Tanasescu’s comments are a “treasure trove” of insights on what happened. To begin with, at a time when it appears the term USLAC had yet to appear in the press, he gave both the acronym’s extension and its relationship to the Fifth Directorate. Second, the identity of those caught and suspected as “terrorists” is known by a high-ranking Fifth Directorate official and Securitate Director General Vlad. Third, we see a problem that lay at the heart of madness: with the Securitate having “sided” with the Revolution, the fox was in the hen-house, so-to-speak. Finally, Tanasescu’s blunt effort to cut off discussion about foreign involvement during the Revolution suggests someone who knew just what a sensitive question this was.
The next time we appear to find any discussion of the term USLAC in the Romanian press is 1991—and past the republication of the 1991 comments, the term has essentially disappeared from the lexicon of the Revolution…and with it any questions that it might provoke. Dan Badea summarized USLA Captain Marian Romanescu’s explanation of the USLAC. Given all the details we have seen in the many quotes from participants in the events—the discussion of black jumpsuits and of Arabs—as well as the admissions of former Securitate officer Vasilievici and the former USLA recruit, much of this should sound remarkably familiar…
“The USLAC Commandos: Those who had and have knowledge about the existence and activities of the shock troops subordinated directly to Ceausescu remained quiet and continue to do so out of fear or out of calculation. Much has been said about individuals in black jumpsuits (emphasis added), with tattoos on their left hand and chest, mercenary fanatics who acted at night, killing with precision and withdrawing when they were encircled to the underground tunnels of Bucharest. Much was said, then nobody said anything, as if nothing had ever happened. Overlapping the Fifth Directorate and the USLA, the USLAC commandos were made up of individuals who ‘worked’ undercover in different places. Many were foreign students, doctors and thugs committed with heart and soul to the dictator.
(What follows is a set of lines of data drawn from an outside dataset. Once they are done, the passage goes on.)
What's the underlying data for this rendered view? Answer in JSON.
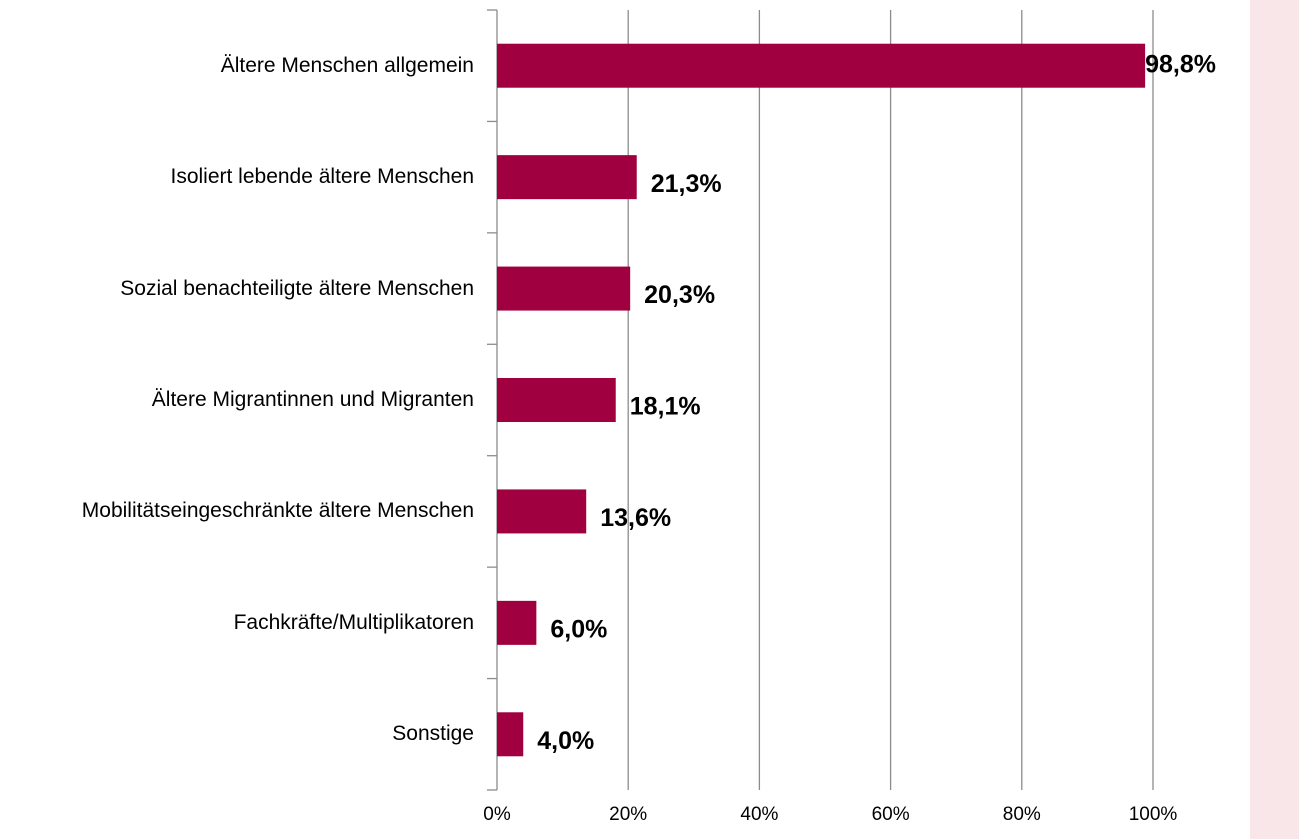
{
  "chart_data": {
    "type": "bar",
    "orientation": "horizontal",
    "categories": [
      "Ältere Menschen allgemein",
      "Isoliert lebende ältere Menschen",
      "Sozial benachteiligte ältere Menschen",
      "Ältere Migrantinnen und Migranten",
      "Mobilitätseingeschränkte ältere Menschen",
      "Fachkräfte/Multiplikatoren",
      "Sonstige"
    ],
    "values": [
      98.8,
      21.3,
      20.3,
      18.1,
      13.6,
      6.0,
      4.0
    ],
    "value_labels": [
      "98,8%",
      "21,3%",
      "20,3%",
      "18,1%",
      "13,6%",
      "6,0%",
      "4,0%"
    ],
    "color": "#a0003f",
    "xlim": [
      0,
      114.5
    ],
    "xticks": [
      {
        "value": 0,
        "label": "0%"
      },
      {
        "value": 20,
        "label": "20%"
      },
      {
        "value": 40,
        "label": "40%"
      },
      {
        "value": 60,
        "label": "60%"
      },
      {
        "value": 80,
        "label": "80%"
      },
      {
        "value": 100,
        "label": "100%"
      }
    ],
    "grid": true
  }
}
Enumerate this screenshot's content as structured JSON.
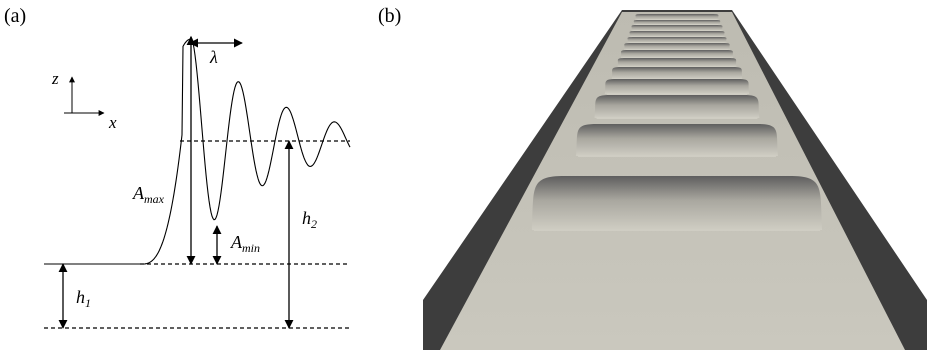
{
  "panel_a": {
    "label": "(a)",
    "axes": {
      "z": "z",
      "x": "x"
    },
    "symbols": {
      "lambda": "λ",
      "a_max_base": "A",
      "a_max_sub": "max",
      "a_min_base": "A",
      "a_min_sub": "min",
      "h2_base": "h",
      "h2_sub": "2",
      "h1_base": "h",
      "h1_sub": "1"
    }
  },
  "panel_b": {
    "label": "(b)",
    "colors": {
      "film": "#c9c7bd",
      "film_shadow": "#707070",
      "substrate": "#3d3d3d"
    }
  }
}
Many were Arabs who knew with precision the nooks and crannies of Bucharest, Brasov and other towns in Romania. (emphasis in original).”
It is noteworthy in this context that in 1994, Army General Dan Ioan specified before the Senatorial Commission investigating the December events, that among those (some armed) civilian suspects arrested as terrorists, “verified more carefully, some of them had something to do with the M.I. [Interior Ministry, i.e. Securitate based on his earlier discussion].”
The discussion of the USLAC as traversing Directorate V-a and the USLA—taken against the backdrop of what Tanasescu reported was the “Directorate V-a USLAC” identity card on the terrorist he arrested—sheds light on the often confusing admixture of Directorate V-a and the USLA in many descriptions. Indeed, here we are reminded of some of the reporting from the time of the Revolution itself: on 30 December 1989, for example, Blaine Harden of The Washington Post wrote about suspicions that the “terrorists” wearing “black jumpsuits”—“Securitate commandos” were members of the Fifth Directorate. He may therefore have been describing the USLAC.
 Sergiu Tanasescu, interview by Ion K. Ion, “Dinca si Postelnicu au fost prinsi de pantera roz!” Cuvintul, no. 8-9, 28 March 1990, 15.
 Former USLA Captain Marian Romanescu, with Dan Badea, “USLA, Bula Moise, teroristii si ‘Fratii Musulmani’,” Expres (2-8 July 1991), p. 8.
 Dan Ioan cited in Urdareanu, 1989—Martor si Participant, 1996, p. 138.
 Blaine Harden, “Doors Unlocked on Romania’s Secret Police,” The Washington Post, 30 December 1989 p. A1; A14.